Four takeaways from AFC Wimbledon’s FA Cup upset at hands of Boreham Wood


The rain stopped falling as the teams came out to warm up, and it left the pitch a firm to soft surface – ideal for the quick play of AFC Wimbledon as they battled to win a game and be in the draw for the fourth round of the FA Cup.

It was a game of half-chances for both sides, but in the 10th minute after a Wimbledon attack broke down, Boreham Wood played an incisive pass to top scorer Tyrone Marsh, who beat Nik Tzanev from just outside the penalty box to make it 1-0.

The  Wood took that into half time without much challenge apart from a single Jack Rudoni shot, which was palmed away by the diving Boreham Wood keeper Taye Ashby-Hammond. It was the only time he was put under pressure.

Wimbledon huffed and puffed but missed that cutting edge to change the game. It looked likely that major surgery was required by head coach Mark Robinson at half time to create a difference to the outcome.

Robinson took until the 57th to make his changes, withdrawing the ineffective Henry Lawrence and bringing on fit-again Will Nightingale as well as returning to a flat back four.

Immediately Wimbledon became dominant with one shot cleared off the line and another smothered by the keeper, who handled well throughout.

There was though a sucker punch as Boreham Wood scored a second in the 86th minute through substitute Adrian Clifton.
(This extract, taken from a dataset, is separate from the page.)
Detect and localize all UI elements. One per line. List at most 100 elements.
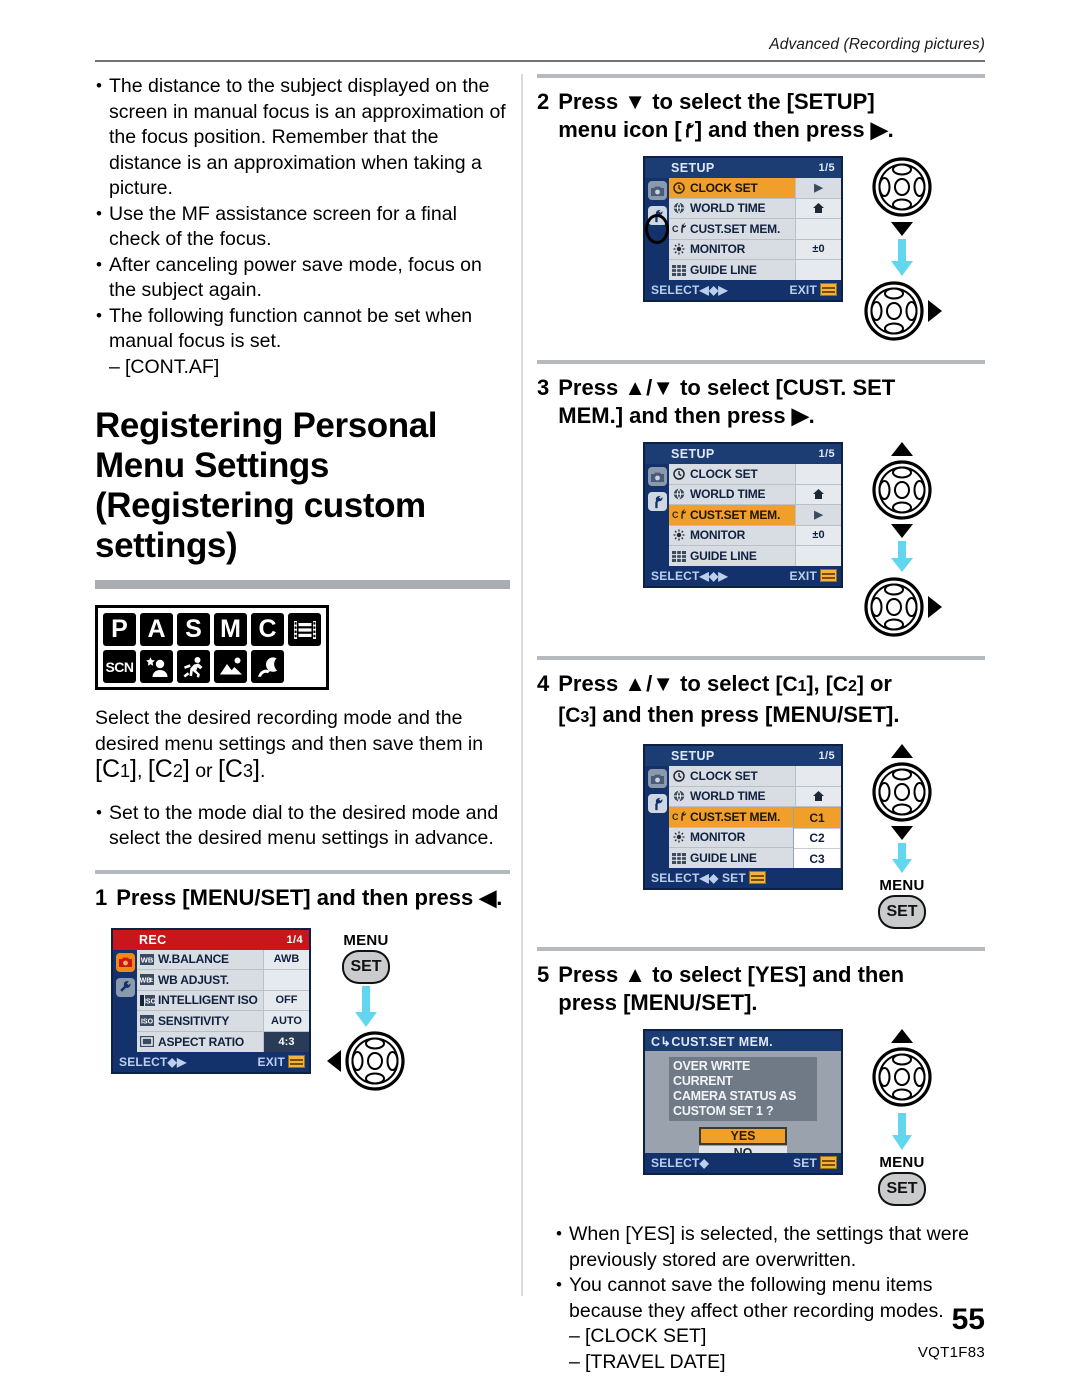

It put a gloss on their performance, which probably wasn’t deserved due to the inability of the referee to penalise a Wood player for handball in the build up to the shot.

Here are Laurence Lowne’s takeaways


Wimbledon find it diffifcult to cope with opposition who were all more than six-feet tall and very physical in their approach. Credit though, Wood had a game plan and stuck to it.


Once the changes happened in the second half the team were less ponderous and more direct in their play and caused The Wood some issues. Maybe some players should shoot more from all angles?


The introduction of Egli Kaja certainly changed Wimbledon’s final ball, since he pinged in a variety of crosses. Some players should maybe gamble more and be in and around the six-yard box so that they can perhaps pick up a deflection or two.


The return of Will Nightingale was good to see, and his boldness and positivity with the ball bringing it out of defence was a great reminder of what has been missing. A welcome return.